(486f) Energy Efficient Model Predictive Control of Buildings | AIChE

(486f) Energy Efficient Model Predictive Control of Buildings

Authors 

Wallace, M. - Presenter, McMaster University
Mhaskar, P. - Presenter, McMaster University
Salsbury, T. - Presenter, Johnson Controls
House, J. - Presenter, Johnson Controls


Environmental concerns as well as increased prices of fuels have brought energy efficiency to the forefront of research priorities. Canada currently ranks as the world's sixth largest user of primary energy. A significant portion of that energy is spent by systems providing comfort control that regulate temperatures and humidities in buildings. Development of a systematic framework that can yield the most energy efficient comfort control, is therefore important, both economically, and environmentally.

The components to achieving energy efficient comfort control can be organized in a hierarchical fashion progressing from primary devices to air distribution and handling systems to an integrated framework with multiple primary devices. At the lowest level is the operation and control of the primary devices to provide the comfort conditions prescribed in terms of controllable variables such as temperature and humidity. At the next level is the interaction between different zones within a building. It is at this level that uncertainties that arise due to the external cooling loads (e.g., environmental effects) or the multivariable interactions between different rooms in a building must be accounted for. The topmost level includes accounting (and deciding) for discrete effects such as start up and shutdowns of primary devices, and the incorporation of energy and cost efficiency.

One commonly used primary device is a Vapor Compression Cycle (VCC). In a VCC the refrigerant enters the compressor as a superheated vapor and is compressed to a higher pressure, resulting in the superheated vapor having a higher temperature than the ambient temperature. From the compressor, the superheated refrigerant vapor enters an condenser, condensing to a sub-cooled liquid at the condenser exit as a fan blows the ambient air over the condenser. The high pressure saturated liquid then flows into an expansion valve which decreases the pressure and temperature of the refrigerant, causing a liquid-vapor mixture to form. Then, the two-phase refrigerant mixture enters an evaporator that is exposed to the environment to be cooled. The environment temperature prior to cooling is above the temperature of the refrigerant, resulting in the evaporation and subsequent heating of the refrigerant to a superheated vapor at the evaporator exit. The air, in turn is cooled and available as primary air to be distributed for cooling. The saturated vapor from the evaporator exit then flows into the compressor, completing the cycle.

The control objectives are typically defined in terms of degrees of superheat at the evaporator exit and the temperature of the environment air being cooled. A change in the temperature set point gives rise to the regulation problem while variations in the cooled environment heat loads act as disturbances. The manipulated variables are typically the compressor rpm and the expansion valve opening. Traditional VCC control strategies have included PID/PI decentralized control (i.e. multiple independent single-input-single-output (SISO) controllers) and simple on/off control see, e.g., [1, 2]. The VCC dynamics, however, are significantly nonlinear, and the control problem is subject not just to input constraints (due to valve saturation and rpm limitations) but also state constraints (requiring the superheat to be within certain bounds), motivating the use of model predictive control strategies.

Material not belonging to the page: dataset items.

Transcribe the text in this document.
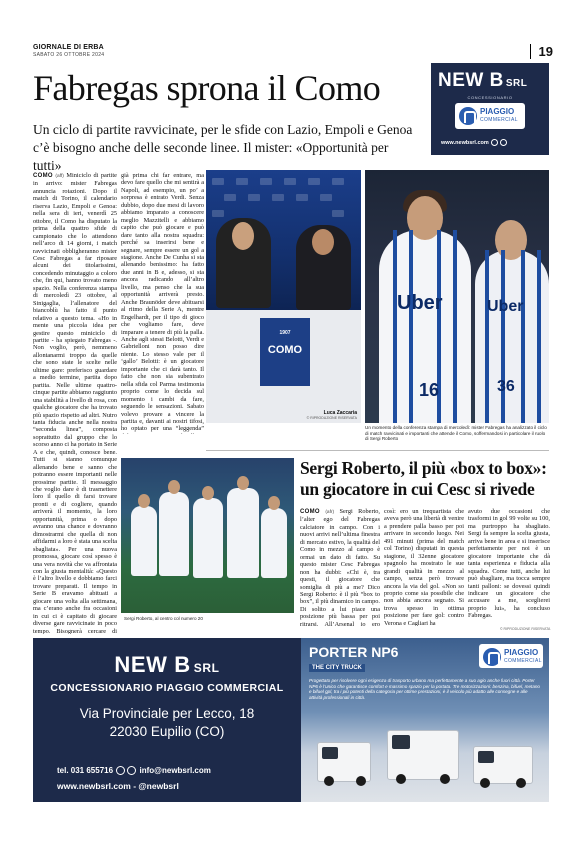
GIORNALE DI ERBA
SABATO 26 OTTOBRE 2024	19
Fabregas sprona il Como
Un ciclo di partite ravvicinate, per le sfide con Lazio, Empoli e Genoa c’è bisogno anche delle seconde linee. Il mister: «Opportunità per tutti»
NEW B SRL
CONCESSIONARIO
PIAGGIO
COMMERCIAL
www.newbsrl.com
COMO (aff) Miniciclo di partite in arrivo: mister Fabregas annuncia rotazioni. Dopo il match di Torino, il calendario riserva Lazio, Empoli e Genoa: nella sera di ieri, venerdì 25 ottobre, il Como ha disputato la prima della quattro sfide di campionato che lo attendono nell’arco di 14 giorni, i match ravvicinati obbligheranno mister Cesc Fabregas a far riposare alcuni dei titolarissimi, concedendo minutaggio a coloro che, fin qui, hanno trovato meno spazio. Nella conferenza stampa di mercoledì 23 ottobre, al Sinigaglia, l’allenatore del biancoblù ha fatto il punto relativo a questo tema. «Ho in mente una piccola idea per gestire questo miniciclo di partite - ha spiegato Fabregas -. Non voglio, però, nemmeno allontanarmi troppo da quelle che sono state le scelte nelle ultime gare: preferisco guardare a medio termine, partita dopo partita. Nelle ultime quattro-cinque partite abbiamo raggiunto una stabilità a livello di rosa, con qualche giocatore che ha trovato più spazio rispetto ad altri. Nutro tanta fiducia anche nella nostra “seconda linea”, composta soprattutto dal gruppo che lo scorso anno ci ha portato in Serie A e che, quindi, conosce bene. Tutti si stanno comunque allenando bene e sanno che potranno essere importanti nelle prossime partite. Il messaggio che voglio dare è di trasmettere loro il quello di farsi trovare pronti e di coglierе, quando arriverà il momento, la loro opportunità, prima o dopo avranno una chance e dovranno dimostrarmi che quella di non affidarmi a loro è stata una scelta sbagliata». Per una nuova promossa, giocare così spesso è una vera novità che va affrontata con la giusta mentalità: «Questo è l’altro livello e dobbiamo farci trovare preparati. Il tempo in Serie B eravamo abituati a giocare una volta alla settimana, ma c’erano anche fra occasioni in cui ci è capitato di giocare diverse gare ravvicinate in poco tempo. Bisognerà cercare di
già prima chi far entrare, ma devo fare quello che mi sentirà a Napoli, ad esempio, un po’ a sorpresa è entrato Verdi. Senza dubbio, dopo due mesi di lavoro abbiamo imparato a conoscere meglio Mazzitelli e abbiamo capito che può giocare e può dare tanto alla nostra squadra: perché sa inserirsi bene e segnare, sempre essere un gol a stagione. Anche De Cunha si sta allenando benissimo: ha fatto due anni in B e, adesso, si sta ancora radicando all’altro livello, ma penso che la sua opportunità arriverà presto. Anche Braunöder deve abituarsi al ritmo della Serie A, mentre Engelhardt, per il tipo di gioco che vogliamo fare, deve imparare a tenere di più la palla. Anche agli stessi Belotti, Verdi e Gabrielloni non posso dire niente. Lo stesso vale per il ‘gallo’ Belotti: è un giocatore importante che ci darà tanto. Il fatto che non sia subentrato nella sfida col Parma testimonia proprio come lo decida sul momento i cambi da fare, seguendo le sensazioni. Sabato volevo provare a vincere la partita e, davanti ai nostri tifosi, ho optato per una “leggenda”
1907
COMO
Luca Zaccaria
© RIPRODUZIONE RISERVATA
Uber
16
Uber
36
Un momento della conferenza stampa di mercoledì: mister Fabregas ha analizzato il ciclo di match ravvicinati e importanti che attende il Como, soffermandosi in particolare il ruolo di Sergi Roberto
Sergi Roberto, al centro col numero 20
Sergi Roberto, il più «box to box»: un giocatore in cui Cesc si rivede
COMO (afr) Sergi Roberto, l’alter ego del Fabregas calciatore in campo. Con i nuovi arrivi nell’ultima finestra di mercato estivo, la qualità del Como in mezzo al campo è ormai un dato di fatto. Su questo mister Cesc Fabregas non ha dubbi: «Chi è, tra questi, il giocatore che somiglia di più a me? Dico Sergi Roberto: è il più “box to box”, il più dinamico in campo. Di solito a lui piace una posizione più bassa per poi ritrarsi. All’Arsenal io ero
così: ero un trequartista che aveva però una libertà di venire a prendere palla basso per poi arrivare in secondo luogo. Nei 491 minuti (prima del match col Torino) disputati in questa stagione, il 32enne giocatore spagnolo ha mostrato le sue grandi qualità in mezzo al campo, senza però trovare ancora la via del gol. «Non so proprio come sia possibile che non abbia ancora segnato. Si trova spesso in ottima posizione per fare gol: contro Verona e Cagliari ha
avuto due occasioni che trasformi in gol 99 volte su 100, ma purtroppo ha sbagliato. Sergi fa sempre la scelta giusta, arriva bene in area e si inserisce perfettamente per noi è un giocatore importante che dà tanta esperienza e fiducia alla squadra. Come tutti, anche lui può sbagliare, ma tocca sempre tanti palloni: se dovessi quindi indicare un giocatore che accusare a me, sceglierei proprio lui», ha concluso Fabregas.
© RIPRODUZIONE RISERVATA
NEW B SRL
CONCESSIONARIO PIAGGIO COMMERCIAL
Via Provinciale per Lecco, 18
22030 Eupilio (CO)
tel. 031 655716	info@newbsrl.com
www.newbsrl.com - @newbsrl
PORTER NP6
THE CITY TRUCK
PIAGGIO
COMMERCIAL
Progettato per risolvere ogni esigenza di trasporto urbano ma perfettamente a suo agio anche fuori città. Porter NP6 è l’unico che garantisce comfort e massimo spazio per la portata. Tre motorizzazioni: benzina, bifuel, metano e bifuel gpl, tra i più potenti della categoria per ottime prestazioni, è il veicolo più adatto alle consegne e alle attività professionali in città.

In this work, implementations of adaptations of recently developed Model Predictive Control (MPC) formulations, [3, 4], on a VCC model will be demonstrated and compared with classical control techniques. The performance improvement for temperature regulation as well as disturbance handling (accounting for low and high frequency disturbances) will be demonstrated both using a linear MPC and a nonlinear MPC. Practical issues such as limited availability of measurements and robustness will be handled through robust and output feedback MPC designs and evaluated through simulations.

References

1. A. Alleyne, M. Keir, B. Hencey, L. Bin and N. Jain. Decentralized feedback structures of a vapor compression cycle system. IEEE Transactions on Control Systems Technology, 2009.

2. M. Keir, A. Alleyne. Feedback Structures for Vapor Compression Cycle Systems, New York City, July 2007. American Control Conference.

3. P. Mhaskar. Robust model predictive control design for fault-tolerant control of process systems. Ind. & Eng. Chem. Res., 45:8565-8574, 2006.

4. M. Mahmood and P. Mhaskar. Enhanced stability regions for model predictive control of nonlinear process systems. AIChE J., 54:1487-1498, 2008.